Le samovar (délirant)

mazdak-vafaei-shalmani

J'ai chez moi un samovar en cuivre des plus exquis, une merveille de l'architecture artisanale persane recouverte de l'étrange histoire de mes pères. C'est un samovar couvert d'une peau dorée au bord duquel je devrais m'installer pour passer mes longues soirées d'hiver, et boire le breuvage qui a vu grandir mes ancêtres. Encore au début du XX ème siècle, toutes les familles persanes possédaient ce vieux truc qui fonctionnait avec du charbon, un bidule, qui n'a jamais servi à se réchauffer, mais à préparer du thé, liquide sans lequel l'iranien ne serait pas persan. Il est peu dire que sans les apports énergétiques du thé, les femmes iraniennes n'auraient pas le même regard, ce regard effronté et sévère : un mélange charmant entre de grands yeux noirs, et une pilosité conséquente au niveau du sourcil.

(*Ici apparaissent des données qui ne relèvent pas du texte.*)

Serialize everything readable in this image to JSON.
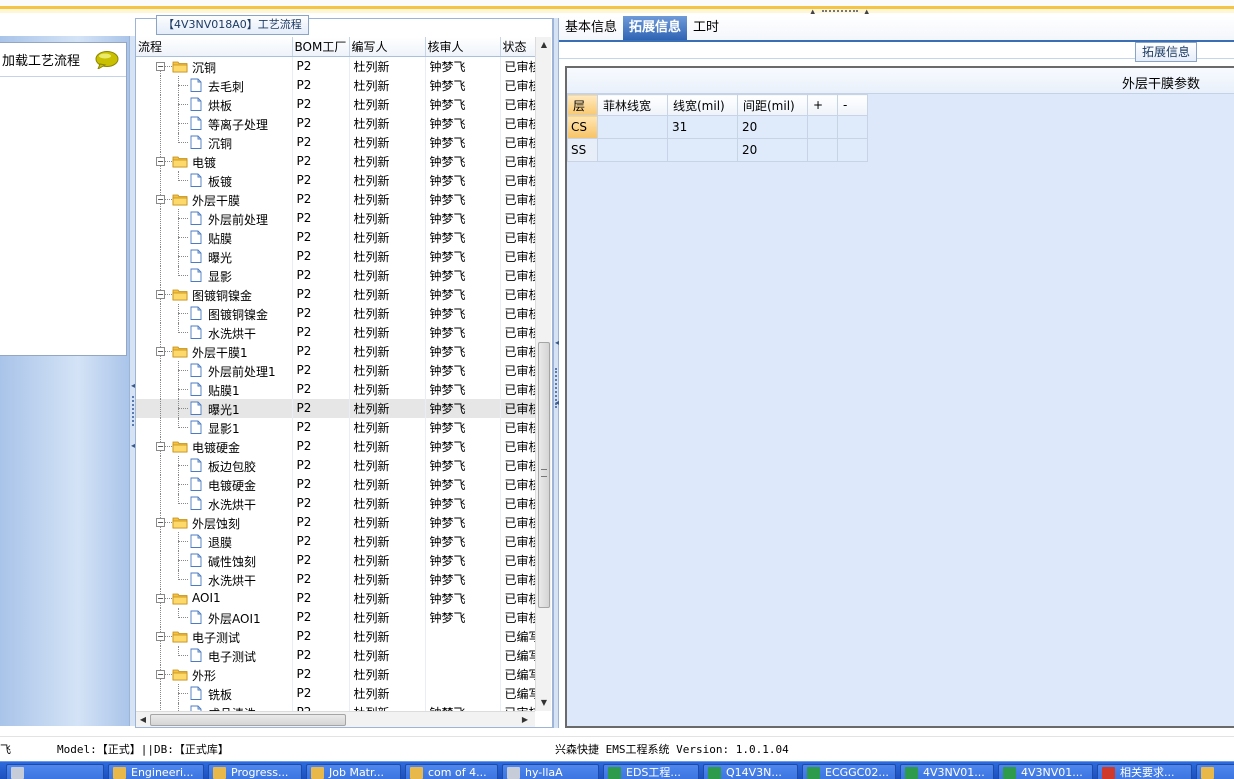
{
  "tree_panel": {
    "title": "【4V3NV018A0】工艺流程"
  },
  "left_panel": {
    "load_label": "加载工艺流程"
  },
  "tree": {
    "columns": [
      "流程",
      "BOM工厂",
      "编写人",
      "核审人",
      "状态"
    ],
    "rows": [
      {
        "name": "沉铜",
        "level": 0,
        "icon": "folder-icon",
        "bom": "P2",
        "writer": "杜列新",
        "reviewer": "钟梦飞",
        "status": "已审核"
      },
      {
        "name": "去毛刺",
        "level": 1,
        "icon": "document-icon",
        "bom": "P2",
        "writer": "杜列新",
        "reviewer": "钟梦飞",
        "status": "已审核"
      },
      {
        "name": "烘板",
        "level": 1,
        "icon": "document-icon",
        "bom": "P2",
        "writer": "杜列新",
        "reviewer": "钟梦飞",
        "status": "已审核"
      },
      {
        "name": "等离子处理",
        "level": 1,
        "icon": "document-icon",
        "bom": "P2",
        "writer": "杜列新",
        "reviewer": "钟梦飞",
        "status": "已审核"
      },
      {
        "name": "沉铜",
        "level": 1,
        "icon": "document-icon",
        "bom": "P2",
        "writer": "杜列新",
        "reviewer": "钟梦飞",
        "status": "已审核"
      },
      {
        "name": "电镀",
        "level": 0,
        "icon": "folder-icon",
        "bom": "P2",
        "writer": "杜列新",
        "reviewer": "钟梦飞",
        "status": "已审核"
      },
      {
        "name": "板镀",
        "level": 1,
        "icon": "document-icon",
        "bom": "P2",
        "writer": "杜列新",
        "reviewer": "钟梦飞",
        "status": "已审核"
      },
      {
        "name": "外层干膜",
        "level": 0,
        "icon": "folder-icon",
        "bom": "P2",
        "writer": "杜列新",
        "reviewer": "钟梦飞",
        "status": "已审核"
      },
      {
        "name": "外层前处理",
        "level": 1,
        "icon": "document-icon",
        "bom": "P2",
        "writer": "杜列新",
        "reviewer": "钟梦飞",
        "status": "已审核"
      },
      {
        "name": "贴膜",
        "level": 1,
        "icon": "document-icon",
        "bom": "P2",
        "writer": "杜列新",
        "reviewer": "钟梦飞",
        "status": "已审核"
      },
      {
        "name": "曝光",
        "level": 1,
        "icon": "document-icon",
        "bom": "P2",
        "writer": "杜列新",
        "reviewer": "钟梦飞",
        "status": "已审核"
      },
      {
        "name": "显影",
        "level": 1,
        "icon": "document-icon",
        "bom": "P2",
        "writer": "杜列新",
        "reviewer": "钟梦飞",
        "status": "已审核"
      },
      {
        "name": "图镀铜镍金",
        "level": 0,
        "icon": "folder-icon",
        "bom": "P2",
        "writer": "杜列新",
        "reviewer": "钟梦飞",
        "status": "已审核"
      },
      {
        "name": "图镀铜镍金",
        "level": 1,
        "icon": "document-icon",
        "bom": "P2",
        "writer": "杜列新",
        "reviewer": "钟梦飞",
        "status": "已审核"
      },
      {
        "name": "水洗烘干",
        "level": 1,
        "icon": "document-icon",
        "bom": "P2",
        "writer": "杜列新",
        "reviewer": "钟梦飞",
        "status": "已审核"
      },
      {
        "name": "外层干膜1",
        "level": 0,
        "icon": "folder-icon",
        "bom": "P2",
        "writer": "杜列新",
        "reviewer": "钟梦飞",
        "status": "已审核"
      },
      {
        "name": "外层前处理1",
        "level": 1,
        "icon": "document-icon",
        "bom": "P2",
        "writer": "杜列新",
        "reviewer": "钟梦飞",
        "status": "已审核"
      },
      {
        "name": "贴膜1",
        "level": 1,
        "icon": "document-icon",
        "bom": "P2",
        "writer": "杜列新",
        "reviewer": "钟梦飞",
        "status": "已审核"
      },
      {
        "name": "曝光1",
        "level": 1,
        "icon": "document-icon",
        "bom": "P2",
        "writer": "杜列新",
        "reviewer": "钟梦飞",
        "status": "已审核",
        "selected": true
      },
      {
        "name": "显影1",
        "level": 1,
        "icon": "document-icon",
        "bom": "P2",
        "writer": "杜列新",
        "reviewer": "钟梦飞",
        "status": "已审核"
      },
      {
        "name": "电镀硬金",
        "level": 0,
        "icon": "folder-icon",
        "bom": "P2",
        "writer": "杜列新",
        "reviewer": "钟梦飞",
        "status": "已审核"
      },
      {
        "name": "板边包胶",
        "level": 1,
        "icon": "document-icon",
        "bom": "P2",
        "writer": "杜列新",
        "reviewer": "钟梦飞",
        "status": "已审核"
      },
      {
        "name": "电镀硬金",
        "level": 1,
        "icon": "document-icon",
        "bom": "P2",
        "writer": "杜列新",
        "reviewer": "钟梦飞",
        "status": "已审核"
      },
      {
        "name": "水洗烘干",
        "level": 1,
        "icon": "document-icon",
        "bom": "P2",
        "writer": "杜列新",
        "reviewer": "钟梦飞",
        "status": "已审核"
      },
      {
        "name": "外层蚀刻",
        "level": 0,
        "icon": "folder-icon",
        "bom": "P2",
        "writer": "杜列新",
        "reviewer": "钟梦飞",
        "status": "已审核"
      },
      {
        "name": "退膜",
        "level": 1,
        "icon": "document-icon",
        "bom": "P2",
        "writer": "杜列新",
        "reviewer": "钟梦飞",
        "status": "已审核"
      },
      {
        "name": "碱性蚀刻",
        "level": 1,
        "icon": "document-icon",
        "bom": "P2",
        "writer": "杜列新",
        "reviewer": "钟梦飞",
        "status": "已审核"
      },
      {
        "name": "水洗烘干",
        "level": 1,
        "icon": "document-icon",
        "bom": "P2",
        "writer": "杜列新",
        "reviewer": "钟梦飞",
        "status": "已审核"
      },
      {
        "name": "AOI1",
        "level": 0,
        "icon": "folder-icon",
        "bom": "P2",
        "writer": "杜列新",
        "reviewer": "钟梦飞",
        "status": "已审核"
      },
      {
        "name": "外层AOI1",
        "level": 1,
        "icon": "document-icon",
        "bom": "P2",
        "writer": "杜列新",
        "reviewer": "钟梦飞",
        "status": "已审核"
      },
      {
        "name": "电子测试",
        "level": 0,
        "icon": "folder-icon",
        "bom": "P2",
        "writer": "杜列新",
        "reviewer": "",
        "status": "已编写"
      },
      {
        "name": "电子测试",
        "level": 1,
        "icon": "document-icon",
        "bom": "P2",
        "writer": "杜列新",
        "reviewer": "",
        "status": "已编写"
      },
      {
        "name": "外形",
        "level": 0,
        "icon": "folder-icon",
        "bom": "P2",
        "writer": "杜列新",
        "reviewer": "",
        "status": "已编写"
      },
      {
        "name": "铣板",
        "level": 1,
        "icon": "document-icon",
        "bom": "P2",
        "writer": "杜列新",
        "reviewer": "",
        "status": "已编写"
      },
      {
        "name": "成品清洗",
        "level": 1,
        "icon": "document-icon",
        "bom": "P2",
        "writer": "杜列新",
        "reviewer": "钟梦飞",
        "status": "已审核"
      }
    ]
  },
  "right_panel": {
    "tabs": [
      "基本信息",
      "拓展信息",
      "工时"
    ],
    "active_tab": 1,
    "group_title": "拓展信息",
    "section_title": "外层干膜参数",
    "params_table": {
      "columns": [
        "层",
        "菲林线宽",
        "线宽(mil)",
        "间距(mil)",
        "+",
        "-"
      ],
      "rows": [
        [
          "CS",
          "",
          "31",
          "20",
          "",
          ""
        ],
        [
          "SS",
          "",
          "",
          "20",
          "",
          ""
        ]
      ]
    }
  },
  "status_bar": {
    "left_fragment": "飞",
    "model": "Model:【正式】||DB:【正式库】",
    "app_version": "兴森快捷 EMS工程系统 Version: 1.0.1.04"
  },
  "taskbar": {
    "items": [
      {
        "label": "",
        "icon": "start-icon"
      },
      {
        "label": "Engineeri...",
        "icon": "app-icon"
      },
      {
        "label": "Progress...",
        "icon": "app-icon"
      },
      {
        "label": "Job Matr...",
        "icon": "app-icon"
      },
      {
        "label": "com of 4...",
        "icon": "app-icon"
      },
      {
        "label": "hy-llaA",
        "icon": "disk-icon"
      },
      {
        "label": "EDS工程...",
        "icon": "excel-icon"
      },
      {
        "label": "Q14V3N...",
        "icon": "excel-icon"
      },
      {
        "label": "ECGGC02...",
        "icon": "excel-icon"
      },
      {
        "label": "4V3NV01...",
        "icon": "excel-icon"
      },
      {
        "label": "4V3NV01...",
        "icon": "excel-icon"
      },
      {
        "label": "相关要求...",
        "icon": "pdf-icon"
      },
      {
        "label": "",
        "icon": "app-icon"
      }
    ]
  },
  "colors": {
    "accent": "#2f64b4",
    "selection": "#e6e6e6",
    "highlight": "#f7c265",
    "taskbar": "#2e6bdc"
  }
}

Ce regard lui offre une telle beauté que les tapis persans ont fait de la femme iranienne leur égérie, alors que la République islamique a renoncé à voiler cette partie de leur visage, recouvrant de tissu que le haut de leurs cheveux qui, il est vrai, n'en méritait pas tant. Par ailleurs, la pilosité des iraniens est une grande fresque historique que décrit l'art iranien. L'inconscient populaire se représente l'iranien comme un barbu, en réalité, c'est un gorille. Déjà sur les vases de l'Empire Perse, les premiers barbus de l'univers, les archers Perses, partaient de Persépolis pour aller s’effondrer sur les ruines des cites grecques renaissantes pendant les guerres médiques. Aujourd'hui, les portraits géants du Guide Ali Khameney qui s'étendent sur  les immeubles de Téhéran, et sur lesquels la barbe du patriarche s'élève du sommet du ciel pour retomber au plus profond du sol, rappelle au monde "diabolique", que même affamé par quelques 20 années d'un embargo injuste, l'homme iranien portera toujours sa barbe. Les passants pourraient lui rappeler qu'à force de trop s'approcher du soleil, il pourrait se brûler les ailes, ou dans son cas, la barbe.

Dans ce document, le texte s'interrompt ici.